Al Franco Parenti. «Apriamo le porte del teatro a chi condanna il terrorismo»
Andrée Ruth Shammah
«Se c’è un palestinese che vuole raccontare la sua storia, o anche contestare, venga sul palcoscenico del Parenti, le porte del teatro saranno aperte anche per lui, come lo sono state per altri. Ma a una condizione: che condanni Hamas e chieda di liberare gli ostaggi». Secondo Andrée Ruth Shammah, regista, drammaturga, direttore artistico del Teatro Franco Parenti di Milano, città dove è arrivata alla fine degli anni Quaranta con la famiglia di origini ebree sefardite in fuga da Aleppo a causa del “pogrom” dopo la creazione della repubblica indipendente di Siria, « non bisogna farsi manipolare dalla propaganda terroristica del gruppo guidato da Isma’il Haniyeh perché questa è la più terribile caccia all’ebreo dopo la Shoah e l’Occidente deve rendersene conto: hanno detto che vogliono ucciderci tutti. Anche gli arabi, però, devono alzare la voce contro questo incitamento allo sterminio».
Signora Shammah, che giudizio dà della nuova guerra che potrebbe allargarsi entro breve tempo a tutta l’area mediorientale?
Nessun giudizio, basta guardare i fatti. Tutto quello che sta accadendo in Israele e nella Striscia di Gaza non va considerato come una vendetta reciproca, non sono i popoli che litigano, è solo una questione di terrorismo. Anche se dietro c’è la mano dell’Iran con il suo governo oscurantista che fa frustare e uccidere le ragazze che portano i capelli fuori dall’hijab. E basterebbe solo questo per arrabbiarsi.
Non si tratta dunque, secondo lei, dell’antica “questione palestinese” che riesplode ora con molta più rabbia?
Come dicevo, non è di certo una “questione” che riguarda il popolo israeliano, il quale desidera da sempre la pace. L’importante adesso è non cascare nella logica del terrore, non bisogna fare il gioco di Hamas e lasciarsi prendere dal panico. So che è difficile ma è necessario anche per affermare un dialogo costruttivo, sempre possibile come dimostra la storia stessa del nostro teatro di via Pier Lombardo, fondato nel 1972 dal comunista Franco Parenti, dal cattolico Giovanni Testori e da me, con Dante Isella e Gian Maurizio Fercioni. È un luogo di riflessione e dibattito dove da cinquant’anni si incontrano e si incrociano culture diverse, laiche o religiose che siano.

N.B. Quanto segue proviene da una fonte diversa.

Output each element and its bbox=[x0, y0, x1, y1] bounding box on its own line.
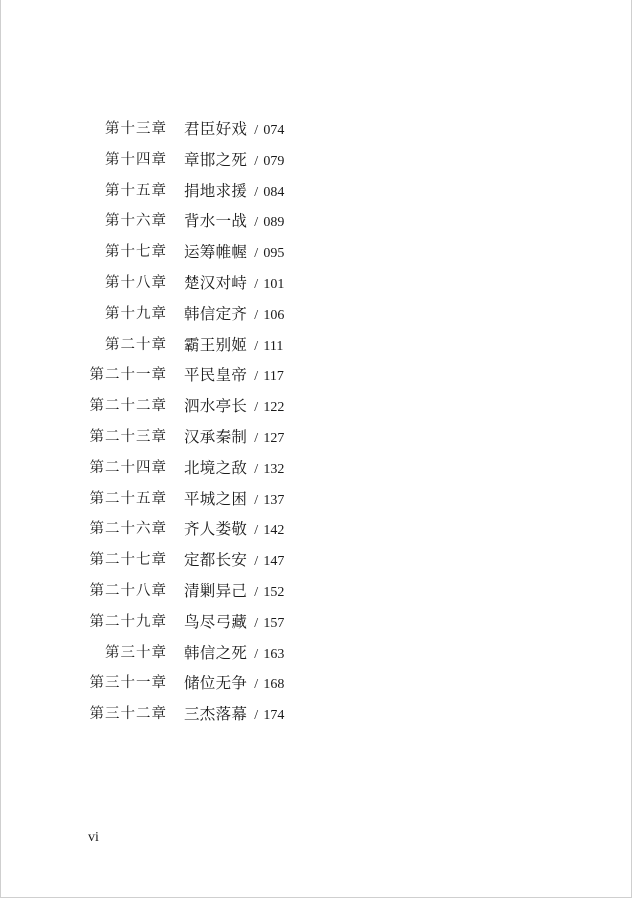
chapter-title: 清剿异己 bbox=[184, 581, 248, 600]
page-number: 074 bbox=[263, 123, 285, 138]
chapter-title: 背水一战 bbox=[184, 212, 248, 231]
chapter-title-line bbox=[184, 453, 284, 485]
toc-entry[interactable] bbox=[0, 114, 633, 145]
chapter-number: 第十九章 bbox=[105, 305, 167, 322]
chapter-title: 楚汉对峙 bbox=[184, 273, 248, 292]
chapter-title: 平城之困 bbox=[184, 489, 248, 508]
separator: / bbox=[254, 646, 259, 662]
chapter-number: 第十五章 bbox=[105, 182, 167, 199]
chapter-title: 韩信之死 bbox=[184, 643, 248, 662]
chapter-title: 三杰落幕 bbox=[184, 705, 248, 724]
chapter-title-line bbox=[184, 299, 284, 331]
chapter-number: 第三十二章 bbox=[89, 706, 167, 723]
chapter-title: 运筹帷幄 bbox=[184, 243, 248, 262]
chapter-title-line bbox=[184, 576, 284, 608]
toc-entry[interactable] bbox=[0, 607, 633, 638]
toc-entry[interactable] bbox=[0, 514, 633, 545]
separator: / bbox=[254, 584, 259, 600]
page-number: 137 bbox=[263, 492, 285, 508]
separator: / bbox=[254, 492, 259, 508]
separator: / bbox=[254, 615, 259, 631]
separator: / bbox=[254, 184, 259, 200]
toc-entry[interactable] bbox=[0, 237, 633, 268]
toc-entry[interactable] bbox=[0, 422, 633, 453]
toc-entry[interactable] bbox=[0, 299, 633, 330]
page-number: 147 bbox=[263, 554, 285, 570]
page-number: 079 bbox=[263, 153, 285, 169]
toc-entry[interactable] bbox=[0, 360, 633, 391]
chapter-number: 第二十七章 bbox=[89, 552, 167, 569]
chapter-number: 第二十五章 bbox=[89, 490, 167, 507]
page-number: 152 bbox=[263, 584, 285, 600]
chapter-number: 第十六章 bbox=[105, 213, 167, 230]
chapter-title-line bbox=[184, 391, 284, 423]
chapter-title: 韩信定齐 bbox=[184, 304, 248, 323]
toc-entry[interactable] bbox=[0, 453, 633, 484]
chapter-title-line bbox=[184, 422, 284, 454]
page-number: 174 bbox=[263, 708, 285, 724]
separator: / bbox=[254, 338, 259, 354]
chapter-title-line bbox=[184, 638, 284, 670]
chapter-title: 齐人娄敬 bbox=[184, 520, 248, 539]
chapter-title-line bbox=[184, 668, 284, 700]
chapter-number: 第二十八章 bbox=[89, 582, 167, 599]
chapter-number: 第二十九章 bbox=[89, 613, 167, 630]
page-number: 117 bbox=[263, 369, 284, 385]
toc-entry[interactable] bbox=[0, 576, 633, 607]
page-number: 157 bbox=[263, 615, 285, 631]
chapter-title: 汉承秦制 bbox=[184, 427, 248, 446]
separator: / bbox=[254, 554, 259, 570]
toc-entry[interactable] bbox=[0, 206, 633, 237]
toc-entry[interactable] bbox=[0, 176, 633, 207]
separator: / bbox=[254, 153, 259, 169]
separator: / bbox=[254, 708, 259, 724]
page-number: 106 bbox=[263, 307, 285, 323]
separator: / bbox=[254, 215, 259, 231]
toc-entry[interactable] bbox=[0, 699, 633, 730]
chapter-number: 第二十三章 bbox=[89, 428, 167, 445]
chapter-number: 第三十章 bbox=[105, 644, 167, 661]
separator: / bbox=[254, 677, 259, 693]
separator: / bbox=[254, 400, 259, 416]
chapter-number: 第二十六章 bbox=[89, 521, 167, 538]
page-number: 122 bbox=[263, 400, 285, 416]
page-number: 127 bbox=[263, 430, 285, 446]
chapter-title-line bbox=[184, 484, 284, 516]
chapter-title: 平民皇帝 bbox=[184, 366, 248, 385]
chapter-title-line bbox=[184, 206, 284, 238]
separator: / bbox=[254, 430, 259, 446]
separator: / bbox=[254, 523, 259, 539]
separator: / bbox=[254, 246, 259, 262]
chapter-title-line bbox=[184, 360, 284, 392]
chapter-number: 第十七章 bbox=[105, 244, 167, 261]
page-folio: vi bbox=[88, 830, 99, 845]
chapter-number: 第十四章 bbox=[105, 151, 167, 168]
toc-entry[interactable] bbox=[0, 330, 633, 361]
chapter-number: 第二十二章 bbox=[89, 398, 167, 415]
chapter-title: 君臣好戏 bbox=[184, 120, 248, 138]
separator: / bbox=[254, 123, 259, 138]
page-number: 089 bbox=[263, 215, 285, 231]
page-number: 132 bbox=[263, 461, 285, 477]
chapter-number: 第二十四章 bbox=[89, 459, 167, 476]
toc-entry[interactable] bbox=[0, 638, 633, 669]
page-number: 111 bbox=[263, 338, 284, 354]
separator: / bbox=[254, 461, 259, 477]
chapter-number: 第十三章 bbox=[105, 121, 167, 137]
chapter-title-line bbox=[184, 268, 284, 300]
chapter-title-line bbox=[184, 514, 284, 546]
toc-entry[interactable] bbox=[0, 145, 633, 176]
chapter-title-line bbox=[184, 330, 283, 362]
separator: / bbox=[254, 276, 259, 292]
chapter-title-line bbox=[184, 607, 284, 639]
toc-entry[interactable] bbox=[0, 668, 633, 699]
chapter-number: 第十八章 bbox=[105, 274, 167, 291]
chapter-number: 第二十章 bbox=[105, 336, 167, 353]
table-of-contents bbox=[0, 114, 633, 730]
page-number: 168 bbox=[263, 677, 285, 693]
chapter-title: 章邯之死 bbox=[184, 150, 248, 169]
page-number: 084 bbox=[263, 184, 285, 200]
separator: / bbox=[254, 369, 259, 385]
chapter-title-line bbox=[184, 176, 284, 208]
toc-entry[interactable] bbox=[0, 484, 633, 515]
chapter-title: 储位无争 bbox=[184, 674, 248, 693]
chapter-title: 捐地求援 bbox=[184, 181, 248, 200]
chapter-title: 鸟尽弓藏 bbox=[184, 612, 248, 631]
toc-entry[interactable] bbox=[0, 268, 633, 299]
page-number: 095 bbox=[263, 246, 285, 262]
chapter-title: 泗水亭长 bbox=[184, 397, 248, 416]
page-number: 142 bbox=[263, 523, 285, 539]
page-number: 163 bbox=[263, 646, 285, 662]
chapter-title-line bbox=[184, 114, 284, 146]
toc-entry[interactable] bbox=[0, 545, 633, 576]
chapter-title-line bbox=[184, 545, 284, 577]
chapter-title: 北境之敌 bbox=[184, 458, 248, 477]
toc-entry[interactable] bbox=[0, 391, 633, 422]
separator: / bbox=[254, 307, 259, 323]
chapter-title-line bbox=[184, 699, 284, 731]
chapter-title: 霸王别姬 bbox=[184, 335, 248, 354]
chapter-title-line bbox=[184, 145, 284, 177]
chapter-number: 第二十一章 bbox=[89, 367, 167, 384]
chapter-number: 第三十一章 bbox=[89, 675, 167, 692]
chapter-title-line bbox=[184, 237, 284, 269]
chapter-title: 定都长安 bbox=[184, 551, 248, 570]
page-number: 101 bbox=[263, 276, 285, 292]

Come vive lei personalmente questi giorni di tensione e terrore per le minacce rivolte da Hamas a tutti gli ebrei?
Continuo a fare il mio lavoro senza chiudere gli occhi. Io non voglio far vincere i terroristi e in teatro porto avanti quello che avevamo programmato da tempo, il piccolo “Festival internazionale di Israele” e la rassegna “Energie da Tel Aviv”, per esempio, iniziative pensate per far conoscere a tutti la cultura e le tradizioni ebraiche che esaltano la vita. Si tratta di incontri, conferenze e spettacoli dove si esprime anche la gioia e si ride. Non cancello gli appuntamenti in cartellone che avevamo deciso. Sono un segno che può aiutare ad aprire il cuore e la mente, se non si è in malafede. Non molliamo niente, non vogliamo rinchiuderci nel ghetto.
Però esiste uno “stato di allerta” che non può essere sottovalutato, ci sono delle aree a forte rischio attentati, in tutta Europa, a Parigi, Bruxelles e quindi anche a Milano dove esistono sinagoghe e centri di preghiera ebraici.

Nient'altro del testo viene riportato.